If there are still people reading HN who believe that reverse DNS is reliable and makes plaintext SNI and ECH moot, and are going to comment as such in the future, I would be happy to post the results of an experiment where I take the DNS data for all the domains currently submitted to HN, i.e., a list of IP addresses found in the A records for these names, and do a PTR on each one. We can look at whether "most domains" are identifiable through PTR records.
Also remember the question is not whether ECH protects 100% from someone discovering what domain name the user sent. It does not. The question is whether ECH makes it more difficult to discover than simply sniffing plaintext SNI on the wire, which, of course, is even easier and more reliable than reverse DNS.
I will bet 10$ that with reverse DNS + DPI to try to suss out page size and caching behaviour you can identify anyone accessing this website and downloading the 7TB database.

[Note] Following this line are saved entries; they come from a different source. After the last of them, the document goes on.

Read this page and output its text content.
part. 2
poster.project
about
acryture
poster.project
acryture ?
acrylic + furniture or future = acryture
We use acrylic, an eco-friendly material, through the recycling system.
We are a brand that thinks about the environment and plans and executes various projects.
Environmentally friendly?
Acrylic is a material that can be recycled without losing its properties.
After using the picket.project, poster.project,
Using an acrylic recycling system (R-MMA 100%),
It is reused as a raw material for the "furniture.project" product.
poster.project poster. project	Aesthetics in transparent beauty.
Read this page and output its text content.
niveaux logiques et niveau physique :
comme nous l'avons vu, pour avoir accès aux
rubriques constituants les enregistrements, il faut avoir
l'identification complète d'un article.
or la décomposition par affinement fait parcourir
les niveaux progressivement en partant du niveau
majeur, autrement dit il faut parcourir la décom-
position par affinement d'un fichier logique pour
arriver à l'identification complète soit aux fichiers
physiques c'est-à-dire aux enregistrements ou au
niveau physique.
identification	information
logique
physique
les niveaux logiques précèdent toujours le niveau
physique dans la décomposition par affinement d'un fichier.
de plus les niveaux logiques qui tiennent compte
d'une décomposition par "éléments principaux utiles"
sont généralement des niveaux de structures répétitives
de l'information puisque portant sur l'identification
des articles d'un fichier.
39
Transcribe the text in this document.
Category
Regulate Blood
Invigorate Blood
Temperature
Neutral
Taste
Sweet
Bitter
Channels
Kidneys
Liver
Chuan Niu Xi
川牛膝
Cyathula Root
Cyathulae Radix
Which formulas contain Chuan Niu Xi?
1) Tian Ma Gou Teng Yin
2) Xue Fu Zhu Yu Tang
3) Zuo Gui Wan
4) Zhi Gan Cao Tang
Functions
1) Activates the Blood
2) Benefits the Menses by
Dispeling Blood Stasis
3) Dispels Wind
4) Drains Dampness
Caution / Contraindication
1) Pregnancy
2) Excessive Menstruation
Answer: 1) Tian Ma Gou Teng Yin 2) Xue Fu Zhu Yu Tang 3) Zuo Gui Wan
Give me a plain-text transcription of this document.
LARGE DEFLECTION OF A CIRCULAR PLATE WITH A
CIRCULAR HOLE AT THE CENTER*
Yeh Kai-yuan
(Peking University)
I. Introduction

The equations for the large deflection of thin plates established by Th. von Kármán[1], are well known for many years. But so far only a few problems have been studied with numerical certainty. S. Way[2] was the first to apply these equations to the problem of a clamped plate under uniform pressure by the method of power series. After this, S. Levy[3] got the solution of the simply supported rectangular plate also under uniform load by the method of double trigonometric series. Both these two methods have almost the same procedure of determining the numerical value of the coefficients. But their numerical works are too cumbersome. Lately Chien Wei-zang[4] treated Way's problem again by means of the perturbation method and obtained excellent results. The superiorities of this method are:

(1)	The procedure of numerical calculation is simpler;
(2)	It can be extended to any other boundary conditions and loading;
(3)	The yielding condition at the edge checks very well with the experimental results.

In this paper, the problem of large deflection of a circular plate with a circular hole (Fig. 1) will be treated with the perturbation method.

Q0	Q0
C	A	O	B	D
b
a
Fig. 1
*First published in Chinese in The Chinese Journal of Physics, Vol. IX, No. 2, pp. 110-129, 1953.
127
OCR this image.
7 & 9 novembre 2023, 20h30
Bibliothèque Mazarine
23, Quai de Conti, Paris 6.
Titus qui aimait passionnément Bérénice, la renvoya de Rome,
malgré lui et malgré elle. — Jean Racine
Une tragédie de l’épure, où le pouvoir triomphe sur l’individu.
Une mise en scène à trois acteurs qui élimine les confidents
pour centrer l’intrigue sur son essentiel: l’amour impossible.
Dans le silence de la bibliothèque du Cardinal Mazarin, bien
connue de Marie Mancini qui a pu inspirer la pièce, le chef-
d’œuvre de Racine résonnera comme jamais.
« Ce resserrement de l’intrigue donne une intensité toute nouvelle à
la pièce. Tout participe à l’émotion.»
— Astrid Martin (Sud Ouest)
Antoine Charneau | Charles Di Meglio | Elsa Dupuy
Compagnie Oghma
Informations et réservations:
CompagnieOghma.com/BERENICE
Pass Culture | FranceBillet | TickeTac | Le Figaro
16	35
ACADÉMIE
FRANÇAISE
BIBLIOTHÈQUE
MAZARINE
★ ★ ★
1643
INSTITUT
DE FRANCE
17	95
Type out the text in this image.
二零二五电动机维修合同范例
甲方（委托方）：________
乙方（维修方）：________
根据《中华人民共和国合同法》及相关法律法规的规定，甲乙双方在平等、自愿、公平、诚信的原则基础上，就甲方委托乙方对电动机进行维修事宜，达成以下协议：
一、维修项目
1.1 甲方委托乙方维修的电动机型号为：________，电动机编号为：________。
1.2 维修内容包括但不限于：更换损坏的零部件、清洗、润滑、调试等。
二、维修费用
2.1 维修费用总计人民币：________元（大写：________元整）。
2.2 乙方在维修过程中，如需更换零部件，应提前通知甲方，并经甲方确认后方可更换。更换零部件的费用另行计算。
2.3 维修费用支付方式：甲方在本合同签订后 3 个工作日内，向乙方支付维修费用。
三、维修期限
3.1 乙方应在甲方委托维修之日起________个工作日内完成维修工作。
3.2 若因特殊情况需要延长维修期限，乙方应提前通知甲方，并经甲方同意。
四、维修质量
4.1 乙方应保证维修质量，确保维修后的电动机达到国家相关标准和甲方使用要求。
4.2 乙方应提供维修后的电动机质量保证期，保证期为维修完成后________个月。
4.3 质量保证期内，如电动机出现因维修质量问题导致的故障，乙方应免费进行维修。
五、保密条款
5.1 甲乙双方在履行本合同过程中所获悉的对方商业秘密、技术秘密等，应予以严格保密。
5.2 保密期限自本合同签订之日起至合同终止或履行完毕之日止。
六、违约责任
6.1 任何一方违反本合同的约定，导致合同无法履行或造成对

No one has to "access this website" because they can read its contents in Internet Archive, Common Crawl, Google Cache, etc. Page size and caching behaviour will not work if the person is using HTTP/1.1 pipelining to request multiple pages from a variety of websites from Internet Archive, over a single TCP connection. (Using CDX API not HTML form at Wayback Machine page.)
The 7TB is via torrent, not via HTTPS. No rDNS needed.